General Assembly Republicans vow to move forward with tax cut legislation, citing the state’s growing surplus, now forecast at more than $800 million.
The bills introduced last year have remained in committee.
“It is an embarrassment that state government did not enact one meaningful tax cut last year,” said State Rep. Rich Collins, R-Millsboro, the author of one bill. “After the bills are paid, and appropriate reserves are set aside, I believe government has a duty to return money to the people from which it was taken. That was an obligation the legislature failed to honor last year.”.
Democrats have countered with the argument that much of the surplus is due to Covid-19 relief measures that will go away. Tax cuts would lead to later tax increases during non-pandemic economic downturns, they argue.

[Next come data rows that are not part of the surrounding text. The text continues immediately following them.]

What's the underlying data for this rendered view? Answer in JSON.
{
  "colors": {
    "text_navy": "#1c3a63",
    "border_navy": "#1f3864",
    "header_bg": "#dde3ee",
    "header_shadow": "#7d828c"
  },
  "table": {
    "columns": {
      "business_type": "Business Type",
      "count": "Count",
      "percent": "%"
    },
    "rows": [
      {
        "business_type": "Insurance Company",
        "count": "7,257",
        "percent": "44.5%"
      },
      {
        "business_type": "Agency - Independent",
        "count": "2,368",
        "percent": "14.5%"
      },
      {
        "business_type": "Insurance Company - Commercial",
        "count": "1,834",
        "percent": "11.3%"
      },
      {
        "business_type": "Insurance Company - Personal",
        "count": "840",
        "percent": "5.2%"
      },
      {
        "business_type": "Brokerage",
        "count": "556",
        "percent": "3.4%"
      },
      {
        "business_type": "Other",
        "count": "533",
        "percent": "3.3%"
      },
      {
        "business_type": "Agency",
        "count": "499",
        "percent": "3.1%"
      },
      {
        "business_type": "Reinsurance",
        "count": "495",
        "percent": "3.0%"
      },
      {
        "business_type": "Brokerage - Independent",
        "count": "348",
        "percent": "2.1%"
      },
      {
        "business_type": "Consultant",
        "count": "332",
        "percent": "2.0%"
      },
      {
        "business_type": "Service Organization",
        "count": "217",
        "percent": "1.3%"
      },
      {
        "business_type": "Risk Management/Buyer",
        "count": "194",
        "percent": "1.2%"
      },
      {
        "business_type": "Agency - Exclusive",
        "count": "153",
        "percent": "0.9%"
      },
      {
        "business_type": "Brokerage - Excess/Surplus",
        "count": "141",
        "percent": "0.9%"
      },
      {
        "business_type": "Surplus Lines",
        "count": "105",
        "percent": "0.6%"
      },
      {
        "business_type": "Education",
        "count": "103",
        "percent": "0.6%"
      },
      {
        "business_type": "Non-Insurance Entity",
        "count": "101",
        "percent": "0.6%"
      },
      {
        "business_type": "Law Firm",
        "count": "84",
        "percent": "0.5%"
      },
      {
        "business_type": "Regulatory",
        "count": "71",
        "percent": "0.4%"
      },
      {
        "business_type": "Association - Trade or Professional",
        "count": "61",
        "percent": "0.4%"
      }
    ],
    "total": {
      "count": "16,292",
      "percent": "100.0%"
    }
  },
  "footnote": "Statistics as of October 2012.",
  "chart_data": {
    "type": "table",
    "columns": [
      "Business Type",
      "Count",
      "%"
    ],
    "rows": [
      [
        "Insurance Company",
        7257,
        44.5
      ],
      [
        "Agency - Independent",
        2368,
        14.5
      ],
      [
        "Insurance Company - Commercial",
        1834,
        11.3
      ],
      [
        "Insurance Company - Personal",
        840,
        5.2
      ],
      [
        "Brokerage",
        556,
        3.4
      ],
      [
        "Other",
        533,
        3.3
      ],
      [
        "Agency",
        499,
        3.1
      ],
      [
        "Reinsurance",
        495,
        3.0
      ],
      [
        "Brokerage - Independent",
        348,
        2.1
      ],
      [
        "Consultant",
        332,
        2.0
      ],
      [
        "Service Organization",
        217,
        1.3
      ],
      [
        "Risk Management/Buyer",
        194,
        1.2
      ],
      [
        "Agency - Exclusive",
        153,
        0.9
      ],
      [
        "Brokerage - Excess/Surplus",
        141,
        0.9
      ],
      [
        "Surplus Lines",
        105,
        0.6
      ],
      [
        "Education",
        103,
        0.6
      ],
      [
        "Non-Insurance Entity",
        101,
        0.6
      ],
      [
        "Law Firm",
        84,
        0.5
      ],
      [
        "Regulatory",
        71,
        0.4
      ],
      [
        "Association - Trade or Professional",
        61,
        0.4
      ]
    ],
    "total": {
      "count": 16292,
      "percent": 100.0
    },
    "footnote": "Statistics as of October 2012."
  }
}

A few Democratic legislators have proposed two additional tax brackets for those making earning in the low to mid six-figures, citing the growing income between the rich and poor. Those efforts have gone nowhere.
Federal relief money cannot be used for tax cuts. However, the state has seen gains in income tax revenues that could be used for that purpose.
House Bill 191, sponsored by Collins, would make a 10% across-the-board cut to the state’s personal income tax rates; reduce the corporate income tax by nearly 30%, and cut the gross receipts tax by 50%. According to the bill’s fiscal impact statement, the proposal would allow taxpayers to collectively retain more than $282 million in the upcoming fiscal year and more than $321 million in fiscal 2024.
“This is an economic development bill,” Rep. Collins said. “In recent years, Delaware has had one of the worst economic growth rates in the nation. I believe allowing people and businesses to keep more of their own money will jumpstart investment, increase employment, and raise starting wages.
Economic growth estimates vary, with one report from U.S. News indicating that the state ranks in the mid-tier among the 50 states in economic growth. The third quarter report from the U.S. Bureau of Economic Research had the state ranked second among the 50 states in GDP growth.
State Rep. Lyndon Yearick, R-Camden, Wyoming, sponsored two bills.. House Bill 172, seeks to temporarily eliminate the state’s portion of the realty transfer tax for certain first-time home buyers.
The bill would apply to people with a gross income of less than $45,000 for single buyers or less than $75,000 in combined income for joint purchasers. To qualify, the purchase price of the home would need to be $250,000 or less. The bill will be amended to “sunset” (expire) on December 31, 2024. Ten lawmakers – nine Republicans and one Democrat – have thus far agreed to sponsor the bill.
Rep. Yearick’s second bill, House Bill 158, would establish the Delaware Resident Low Income Tax Credit. This act seeks to create a $500 tax credit for low income Delawareans. In the case of spouses filing a joint return, the tax credit would be $1,000. Individuals earning between $18,000 and $30,000 annually would qualify, as would spouses filing jointly with household incomes of between $36,000 and $60,000. Additionally, a $110 personal tax credit currently available to certain low- income Delawareans would be increased to $500.
The bill would result in about $77 million going to some Delawareans each year, according to the sponsor.
When the state faced a budget deficit in 2017, lawmakers enacted laws afecting seniors and homebuyers. State Rep. Mike Ramone (R-Pike Creek South) has introduced bills to reverse those moves.
House Bill 108 would restore the senior real property tax credit to a maximum of $500. Four years ago, the credit was cut to $400. A fiscal note completed last year indicates the bill would return more than $4.2 million annually to qualifying Delaware seniors. The measure has bipartisan support and has been pending action by the House Administration Committee for nearly a year, according to GOP legislators.
Ramone’s second proposal, House Bill 71, would decrease the realty transfer tax in Delaware by 25%. In 2017, the tax was effectively raised from 3% of the purchase price of a property to 4%. Local governments are responsible for three-eighths of this total, with the state accounting for the remainder. This bill would reset the state’s take to its pre-August 1, 2017 level, restoring the effective combined realty transfer tax to 3%.
When fully implemented in fiscal 2024, HB 71 would allow homebuyers to collectively keep an estimated $83 million.
“These bills are two initiatives that I have been relentlessly fighting for over the past few years,” Rep. Ramone said. “Given the state’s extraordinary revenue forecasts, there should be no reason to delay implementation of either proposal.”
Republicans say the first four bills have been improperly held in committee without a hearing for much longer than the 12 legislative days allowed under House Rules.
Pospects for the bills, minus bipartisan support, are dim. Democrats control both houses and the governor’s office.